Remember Pearl Harbor
Hitler and Hell: American War Songs 1933-1947
As we brace ourselves for “a new kind of war” and whatever lifestyle changes that may entail, Americans may want to look to the past for examples of how to keep our spirits high and the home fires burning bright. The patriotic war song pretty much died a lonely death during the Vietnam War — with Tony Orlando & Dawn’s “Tie a Yellow Ribbon” the last gasp of this old-fashioned genre. During WWII, though, propaganda songs were perfected to a “T,” and numerous fascinating examples can be found on reissue collections such as these. Many are just feel-good anthems, like “Praise the Lord and Pass the Ammunition,” or simpleminded knockoffs like Bing Crosby’s “Buy Buy Buy War Bonds.” Other songs actually chronicle their times — the darkness as well as the light. The historical gem on the Pearl Harbor collection is Horace Heidt’s “There Ain’t Gonna Be No War,” which perfectly captures the smug isolationism of Americans: “We’re gonna have peace and quiet/ and if they start a riot/ we’ll sit right back and keep score./ The only place you’ll go marching to/ will be the corner grocery store….” Hitler and Hell, a German import, zeros in on political themes, and is jam-packed with incredible material from the worlds of big band, blues, and country.

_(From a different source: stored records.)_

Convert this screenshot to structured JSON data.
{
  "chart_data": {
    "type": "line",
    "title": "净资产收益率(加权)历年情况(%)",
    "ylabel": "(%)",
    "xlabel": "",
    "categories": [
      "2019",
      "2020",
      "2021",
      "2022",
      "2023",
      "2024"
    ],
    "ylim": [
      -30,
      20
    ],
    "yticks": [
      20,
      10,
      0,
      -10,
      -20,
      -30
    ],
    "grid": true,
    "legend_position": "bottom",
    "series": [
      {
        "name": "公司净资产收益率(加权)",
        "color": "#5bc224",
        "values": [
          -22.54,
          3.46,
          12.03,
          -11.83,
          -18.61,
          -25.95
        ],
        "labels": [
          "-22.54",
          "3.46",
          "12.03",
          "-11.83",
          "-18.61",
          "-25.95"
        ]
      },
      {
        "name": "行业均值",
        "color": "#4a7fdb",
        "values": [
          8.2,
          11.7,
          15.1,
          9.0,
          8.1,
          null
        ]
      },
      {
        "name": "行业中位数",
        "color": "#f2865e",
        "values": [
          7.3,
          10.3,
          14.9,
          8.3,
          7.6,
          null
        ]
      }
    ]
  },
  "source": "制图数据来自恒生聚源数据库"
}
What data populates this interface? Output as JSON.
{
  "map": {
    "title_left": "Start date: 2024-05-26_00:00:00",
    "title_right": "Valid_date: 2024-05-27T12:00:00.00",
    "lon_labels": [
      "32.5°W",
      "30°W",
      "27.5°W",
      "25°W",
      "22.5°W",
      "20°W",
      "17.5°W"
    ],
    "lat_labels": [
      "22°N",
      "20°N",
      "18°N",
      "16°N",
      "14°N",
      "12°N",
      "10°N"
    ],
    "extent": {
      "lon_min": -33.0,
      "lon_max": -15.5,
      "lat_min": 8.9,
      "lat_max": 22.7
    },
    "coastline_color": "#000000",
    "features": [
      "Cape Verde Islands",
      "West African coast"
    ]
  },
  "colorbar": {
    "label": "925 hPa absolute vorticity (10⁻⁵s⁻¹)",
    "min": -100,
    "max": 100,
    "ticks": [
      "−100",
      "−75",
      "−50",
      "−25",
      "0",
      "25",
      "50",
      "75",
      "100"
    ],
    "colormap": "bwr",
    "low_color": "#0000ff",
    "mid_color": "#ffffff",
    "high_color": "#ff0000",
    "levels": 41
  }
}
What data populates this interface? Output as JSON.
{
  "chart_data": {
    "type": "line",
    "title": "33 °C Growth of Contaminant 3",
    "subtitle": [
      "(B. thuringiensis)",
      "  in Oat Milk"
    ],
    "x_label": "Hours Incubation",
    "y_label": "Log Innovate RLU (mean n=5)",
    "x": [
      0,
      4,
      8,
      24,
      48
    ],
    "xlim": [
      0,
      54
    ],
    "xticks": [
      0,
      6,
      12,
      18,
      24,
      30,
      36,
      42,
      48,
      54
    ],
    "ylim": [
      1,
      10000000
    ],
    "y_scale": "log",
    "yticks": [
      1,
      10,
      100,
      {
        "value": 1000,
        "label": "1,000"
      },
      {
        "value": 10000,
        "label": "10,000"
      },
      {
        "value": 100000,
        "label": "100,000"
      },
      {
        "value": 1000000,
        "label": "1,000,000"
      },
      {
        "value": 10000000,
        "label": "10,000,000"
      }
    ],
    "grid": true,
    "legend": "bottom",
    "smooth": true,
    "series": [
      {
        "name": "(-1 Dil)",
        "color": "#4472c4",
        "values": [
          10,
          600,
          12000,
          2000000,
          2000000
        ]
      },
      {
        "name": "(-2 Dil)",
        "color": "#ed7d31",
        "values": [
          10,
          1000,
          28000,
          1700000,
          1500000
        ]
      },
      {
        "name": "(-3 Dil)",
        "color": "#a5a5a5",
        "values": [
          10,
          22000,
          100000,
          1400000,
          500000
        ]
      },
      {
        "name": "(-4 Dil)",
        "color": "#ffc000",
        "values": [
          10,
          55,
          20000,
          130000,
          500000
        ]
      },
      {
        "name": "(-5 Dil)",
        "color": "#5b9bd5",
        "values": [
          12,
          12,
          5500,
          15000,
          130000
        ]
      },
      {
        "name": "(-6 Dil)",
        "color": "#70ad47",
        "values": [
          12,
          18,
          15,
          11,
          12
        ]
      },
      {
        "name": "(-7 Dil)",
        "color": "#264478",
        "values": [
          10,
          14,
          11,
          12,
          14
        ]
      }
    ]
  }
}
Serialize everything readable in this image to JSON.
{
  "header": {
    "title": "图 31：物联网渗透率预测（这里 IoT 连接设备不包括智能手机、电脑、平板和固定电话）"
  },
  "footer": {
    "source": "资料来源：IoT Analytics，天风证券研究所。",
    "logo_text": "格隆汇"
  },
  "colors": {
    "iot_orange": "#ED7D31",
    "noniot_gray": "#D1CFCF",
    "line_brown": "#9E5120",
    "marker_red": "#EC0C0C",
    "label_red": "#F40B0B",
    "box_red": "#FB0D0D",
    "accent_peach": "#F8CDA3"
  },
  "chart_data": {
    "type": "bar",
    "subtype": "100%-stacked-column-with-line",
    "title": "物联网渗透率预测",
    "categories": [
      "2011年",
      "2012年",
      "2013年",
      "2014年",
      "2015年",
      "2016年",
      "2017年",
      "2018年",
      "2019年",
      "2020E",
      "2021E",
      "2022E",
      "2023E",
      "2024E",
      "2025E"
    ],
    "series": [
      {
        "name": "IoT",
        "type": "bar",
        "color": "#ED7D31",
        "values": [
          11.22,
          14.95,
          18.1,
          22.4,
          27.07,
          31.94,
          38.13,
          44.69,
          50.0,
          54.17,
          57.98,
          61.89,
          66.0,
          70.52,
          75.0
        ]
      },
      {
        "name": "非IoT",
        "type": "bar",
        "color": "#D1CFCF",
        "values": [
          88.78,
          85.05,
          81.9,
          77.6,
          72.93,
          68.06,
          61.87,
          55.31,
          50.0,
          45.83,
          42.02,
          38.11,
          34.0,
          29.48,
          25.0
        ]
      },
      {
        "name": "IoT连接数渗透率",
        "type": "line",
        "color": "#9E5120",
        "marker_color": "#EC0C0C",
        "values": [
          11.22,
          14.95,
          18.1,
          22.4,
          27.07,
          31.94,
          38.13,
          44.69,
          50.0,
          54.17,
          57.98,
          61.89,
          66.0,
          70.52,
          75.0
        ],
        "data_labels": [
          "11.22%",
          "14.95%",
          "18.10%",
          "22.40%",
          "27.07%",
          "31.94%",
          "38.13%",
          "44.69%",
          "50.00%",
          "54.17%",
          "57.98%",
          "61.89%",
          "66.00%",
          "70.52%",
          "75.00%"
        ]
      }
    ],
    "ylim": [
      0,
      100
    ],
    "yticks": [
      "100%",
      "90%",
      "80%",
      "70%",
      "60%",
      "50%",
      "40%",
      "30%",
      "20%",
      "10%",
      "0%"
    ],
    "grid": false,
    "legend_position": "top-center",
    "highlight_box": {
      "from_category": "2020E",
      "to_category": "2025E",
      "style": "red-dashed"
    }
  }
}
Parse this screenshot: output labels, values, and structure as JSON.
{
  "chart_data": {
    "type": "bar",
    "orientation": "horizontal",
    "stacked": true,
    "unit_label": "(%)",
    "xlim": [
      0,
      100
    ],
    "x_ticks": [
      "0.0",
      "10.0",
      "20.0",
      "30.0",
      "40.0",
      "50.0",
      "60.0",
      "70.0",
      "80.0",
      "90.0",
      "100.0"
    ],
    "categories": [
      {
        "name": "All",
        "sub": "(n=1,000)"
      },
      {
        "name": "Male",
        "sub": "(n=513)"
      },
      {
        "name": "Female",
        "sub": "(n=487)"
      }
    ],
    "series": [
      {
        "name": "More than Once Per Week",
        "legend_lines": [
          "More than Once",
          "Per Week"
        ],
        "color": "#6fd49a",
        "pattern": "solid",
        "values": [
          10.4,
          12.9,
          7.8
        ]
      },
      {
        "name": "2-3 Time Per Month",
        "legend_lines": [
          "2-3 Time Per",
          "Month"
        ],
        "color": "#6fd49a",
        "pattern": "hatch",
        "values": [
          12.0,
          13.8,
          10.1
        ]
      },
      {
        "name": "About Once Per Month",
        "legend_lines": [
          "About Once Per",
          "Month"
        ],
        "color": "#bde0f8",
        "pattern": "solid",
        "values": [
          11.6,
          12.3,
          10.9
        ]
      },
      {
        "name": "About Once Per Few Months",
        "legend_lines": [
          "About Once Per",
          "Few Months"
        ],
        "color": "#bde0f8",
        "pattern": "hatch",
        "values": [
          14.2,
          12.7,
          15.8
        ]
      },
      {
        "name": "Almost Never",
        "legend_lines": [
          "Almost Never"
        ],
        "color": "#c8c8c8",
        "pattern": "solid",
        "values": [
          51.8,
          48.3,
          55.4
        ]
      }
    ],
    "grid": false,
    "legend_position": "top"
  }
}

The title track is a preach-and-shout gospel tune that likens Hitler to the devil; also included are classics such as “Stalin Wasn’t Stallin’,” sung in praise of our noble Russian allies, and Texas Jim Robertson’s strident “Last Page of Mein Kampf” (we write it, not the Nazis). Racism also played a huge role in wartime propaganda, as heard on the catchy-but-creepy “Goodbye Mama, I’m off to Yokohama,” where a gleeful bomber pilot declares: “A million fighting sons of Uncle Sam, if you please/ will soon have all those Japs right down on their Japan knees.” So far so good this century with the absence of kill-the-ragheads power ballads, but collections like these may come in handy when we want to remind ourselves how easily emotions can be manipulated by patriotism and art.